Even before being named the new head coach in New England in January 2025, Vrabel was already a Patriots legend. As a longtime linebacker, he helped lead the club’s fearsome defence to three Super Bowl titles during the first dynasty years of the early 2000s.
That he just took over a 4-13 squad and turned it into a 13-win powerhouse, complete with a division title and a berth in Super Bowl LX in the span of a single year, makes Vrabel a franchise icon on the field and on the sidelines. He was awarded coach-of-the-year honours for his remarkable turnaround, and can put the cherry on top of an incredible year this weekend. If he can guide the Patriots to a win on Sunday, Vrabel will become the first coach to take a losing team and turn it into a Super Bowl-winning squad in his first season. He can also become the first person to win a Super Bowl as both a player and a head coach with the same franchise.
Mike Macdonald
Mike Macdonald is a defensive mastermind. His work at the helm of the Baltimore Ravens’ top-ranked defence in 2023 earned him the top job in Seattle, and in the two years since he took over as head coach, the Seahawks have become a fearsome unit. That he posted back-to-back double-digit-win seasons in his first two years on Seattle’s sideline is incredibly impressive. That he did so with two different quarterbacks adds to that feat. A Super Bowl victory in Year 2 would solidify his status as one of the best coaches in the game today and would also mark a major victory for the defensively inclined.

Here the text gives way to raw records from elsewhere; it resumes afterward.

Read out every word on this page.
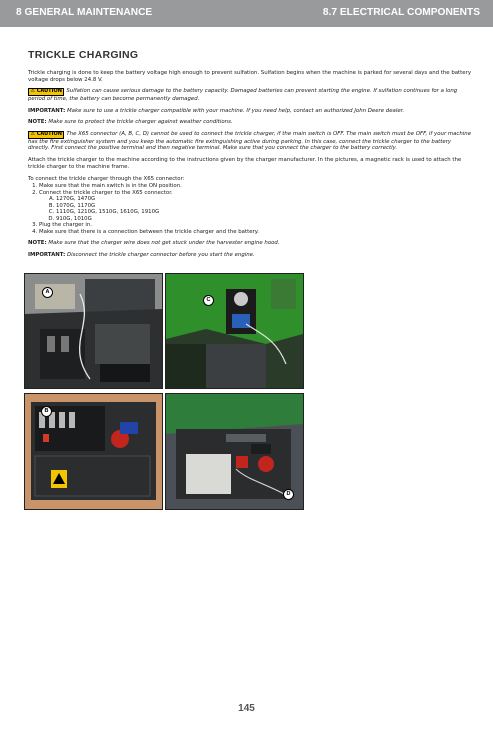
8 GENERAL MAINTENANCE	8.7 ELECTRICAL COMPONENTS
TRICKLE CHARGING

Trickle charging is done to keep the battery voltage high enough to prevent sulfation. Sulfation begins when the machine is parked for several days and the battery voltage drops below 24.8 V.

⚠ CAUTION Sulfation can cause serious damage to the battery capacity. Damaged batteries can prevent starting the engine. If sulfation continues for a long period of time, the battery can become permanently damaged.

IMPORTANT: Make sure to use a trickle charger compatible with your machine. If you need help, contact an authorized John Deere dealer.

NOTE: Make sure to protect the trickle charger against weather conditions.

⚠ CAUTION The X65 connector (A, B, C, D) cannot be used to connect the trickle charger, if the main switch is OFF. The main switch must be OFF, if your machine has the fire extinguisher system and you keep the automatic fire extinguishing active during parking. In this case, connect the trickle charger to the battery directly. First connect the positive terminal and then negative terminal. Make sure that you connect the charger to the battery correctly.

Attach the trickle charger to the machine according to the instructions given by the charger manufacturer. In the pictures, a magnetic rack is used to attach the trickle charger to the machine frame.

To connect the trickle charger through the X65 connector:

1. Make sure that the main switch is in the ON position.
2. Connect the trickle charger to the X65 connector.
A. 1270G, 1470G
B. 1070G, 1170G
C. 1110G, 1210G, 1510G, 1610G, 1910G
D. 910G, 1010G
3. Plug the charger in.
4. Make sure that there is a connection between the trickle charger and the battery.

NOTE: Make sure that the charger wire does not get stuck under the harvester engine hood.

IMPORTANT: Disconnect the trickle charger connector before you start the engine.

A
C
B
D
145
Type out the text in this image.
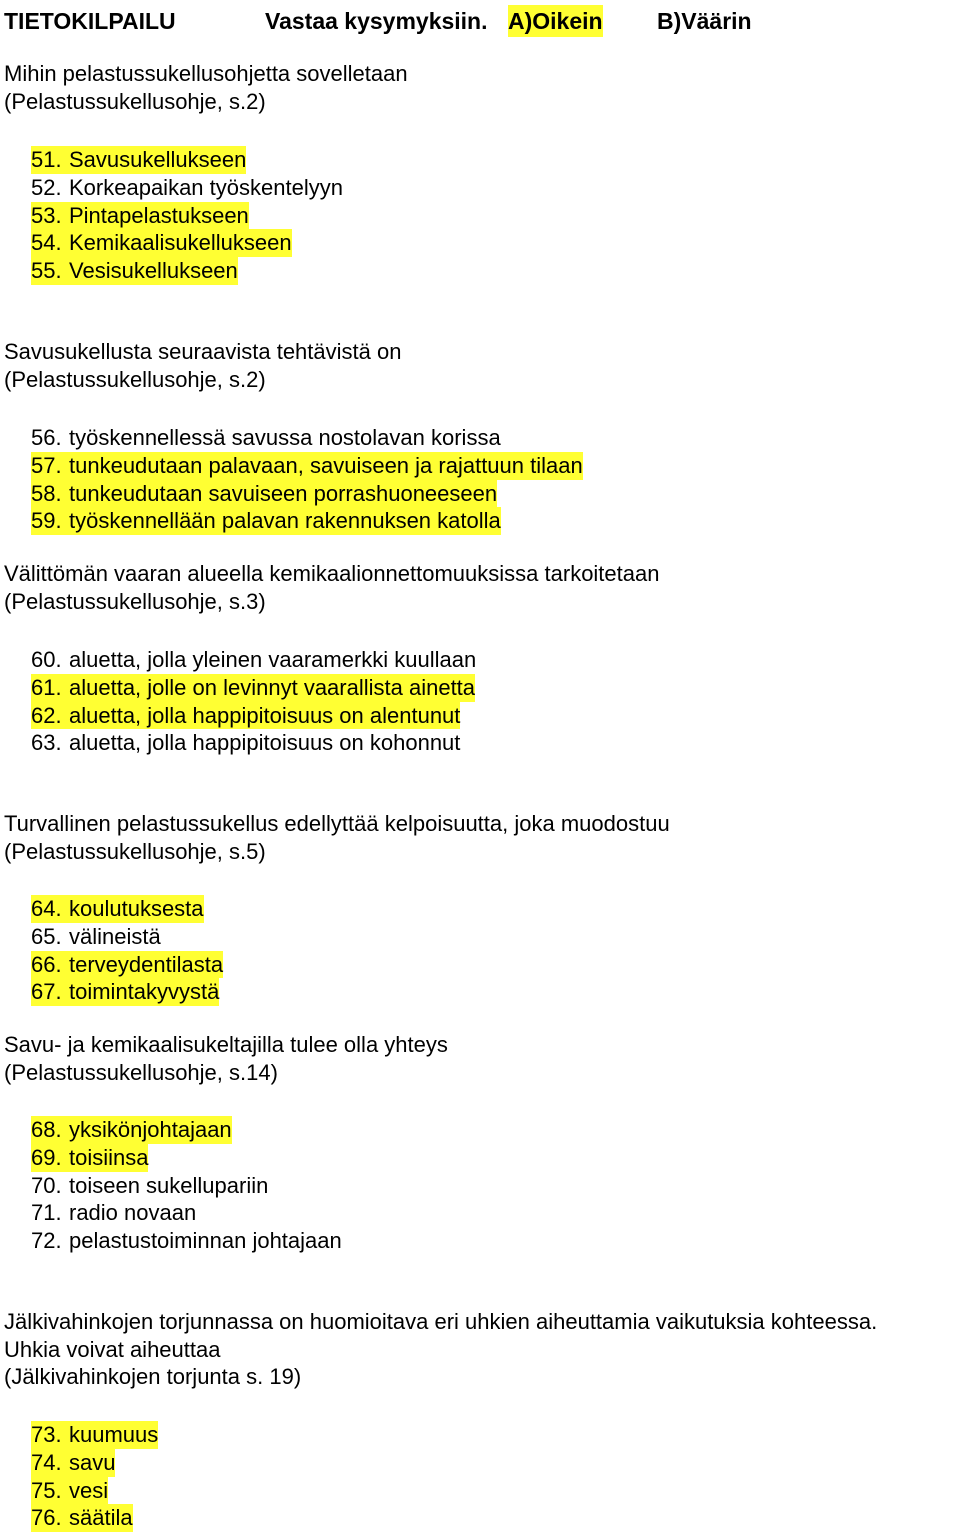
TIETOKILPAILU	Vastaa kysymyksiin. A)Oikein B)Väärin

Mihin pelastussukellusohjetta sovelletaan

(Pelastussukellusohje, s.2)

51. Savusukellukseen
52. Korkeapaikan työskentelyyn
53. Pintapelastukseen
54. Kemikaalisukellukseen
55. Vesisukellukseen

Savusukellusta seuraavista tehtävistä on

(Pelastussukellusohje, s.2)

56. työskennellessä savussa nostolavan korissa
57. tunkeudutaan palavaan, savuiseen ja rajattuun tilaan
58. tunkeudutaan savuiseen porrashuoneeseen
59. työskennellään palavan rakennuksen katolla

Välittömän vaaran alueella kemikaalionnettomuuksissa tarkoitetaan

(Pelastussukellusohje, s.3)

60. aluetta, jolla yleinen vaaramerkki kuullaan
61. aluetta, jolle on levinnyt vaarallista ainetta
62. aluetta, jolla happipitoisuus on alentunut
63. aluetta, jolla happipitoisuus on kohonnut

Turvallinen pelastussukellus edellyttää kelpoisuutta, joka muodostuu

(Pelastussukellusohje, s.5)

64. koulutuksesta
65. välineistä
66. terveydentilasta
67. toimintakyvystä

Savu- ja kemikaalisukeltajilla tulee olla yhteys

(Pelastussukellusohje, s.14)

68. yksikönjohtajaan
69. toisiinsa
70. toiseen sukellupariin
71. radio novaan
72. pelastustoiminnan johtajaan

Jälkivahinkojen torjunnassa on huomioitava eri uhkien aiheuttamia vaikutuksia kohteessa.

Uhkia voivat aiheuttaa

(Jälkivahinkojen torjunta s. 19)

73. kuumuus
74. savu
75. vesi
76. säätila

As the saying goes, defence wins championships. But recent Super Bowls have seen offensive-minded head coaches take over the spotlight, and hiring cycles have reflected that.
Recent coaching trends have seen offensive co-ordinators getting the most attention on the hiring circuit, but Macdonald’s success — and Vrabel’s too — could sway the trend in the other direction. The last defence-first head coach to win the Super Bowl was Bill Belichick.
For Macdonald, there’s a little more history on the line. Not only can a win over the Patriots help ease the sting of football’s most shocking loss against the franchise in 2015, but he could also add his name to an impressive list. At just 38 years old, a win on Sunday would make Macdonald the third-youngest head coach to win a Super Bowl in NFL history, after Sean McVay and Mike Tomlin, both of whom were 36 when they won.